While the new study helps to understand more about how ulcerative colitis develops, the way the researchers made the mice genetically susceptible to the disease might not replicate how this happens in humans, he adds.
The mice were also fed large amounts of saturated fat that don't reflect the amounts most people would eat, according to a Dairy Australia spokesperson – around 65 per cent of the mouse diet was saturated fat compared to 13-16 per cent in a typical western diet, only a third of which comes from dairy fat.
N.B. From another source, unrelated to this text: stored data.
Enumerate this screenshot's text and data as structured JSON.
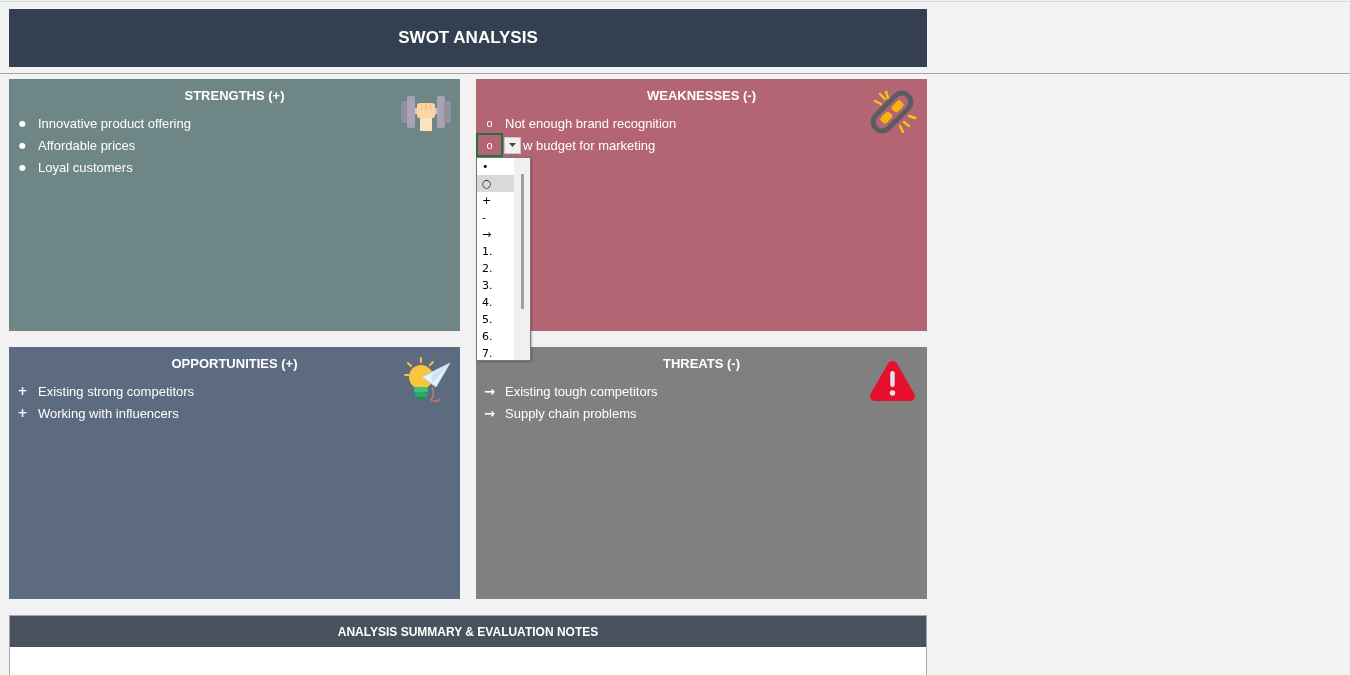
{
  "title": "SWOT ANALYSIS",
  "quadrants": [
    {
      "kind": "strengths",
      "title": "STRENGTHS (+)",
      "color": "#6e8786",
      "items": [
        {
          "marker": "●",
          "text": "Innovative product offering",
          "selected": false
        },
        {
          "marker": "●",
          "text": "Affordable prices",
          "selected": false
        },
        {
          "marker": "●",
          "text": "Loyal customers",
          "selected": false
        }
      ]
    },
    {
      "kind": "weaknesses",
      "title": "WEAKNESSES (-)",
      "color": "#b46574",
      "items": [
        {
          "marker": "o",
          "text": "Not enough brand recognition",
          "selected": false
        },
        {
          "marker": "o",
          "text": "w budget for marketing",
          "selected": true
        }
      ]
    },
    {
      "kind": "opportunities",
      "title": "OPPORTUNITIES (+)",
      "color": "#5d6b80",
      "items": [
        {
          "marker": "+",
          "text": "Existing strong competitors",
          "selected": false
        },
        {
          "marker": "+",
          "text": "Working with influencers",
          "selected": false
        }
      ]
    },
    {
      "kind": "threats",
      "title": "THREATS (-)",
      "color": "#808080",
      "items": [
        {
          "marker": "→",
          "text": "Existing tough competitors",
          "selected": false
        },
        {
          "marker": "→",
          "text": "Supply chain problems",
          "selected": false
        }
      ]
    }
  ],
  "dropdown": {
    "open": true,
    "options": [
      {
        "label": "•",
        "selected": false
      },
      {
        "label": "○",
        "selected": true
      },
      {
        "label": "+",
        "selected": false
      },
      {
        "label": "-",
        "selected": false
      },
      {
        "label": "→",
        "selected": false
      },
      {
        "label": "1.",
        "selected": false
      },
      {
        "label": "2.",
        "selected": false
      },
      {
        "label": "3.",
        "selected": false
      },
      {
        "label": "4.",
        "selected": false
      },
      {
        "label": "5.",
        "selected": false
      },
      {
        "label": "6.",
        "selected": false
      },
      {
        "label": "7.",
        "selected": false
      }
    ]
  },
  "summary": {
    "title": "ANALYSIS SUMMARY & EVALUATION NOTES"
  }
}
But if some foods might contribute to IBD, can anything we eat improve it? With both bowel cancer and IBD something goes awry in the lining of the gut, and fibre may be protective.
"Consuming dietary fibres is probably one of the best strategies for helping protect against gastrointestinal problems generally," Conlon says."However, there are no proven dietary strategies to prevent or alleviate IBD."
As for probiotics, friendly microbes in probiotic supplements and some yoghurts, there's no clear evidence that they help, he says.
"But as there are many studies showing that people with IBD have altered populations of bacteria in their colon, probiotics or prebiotics (fibres that provide food for helpful bacteria) could be beneficial."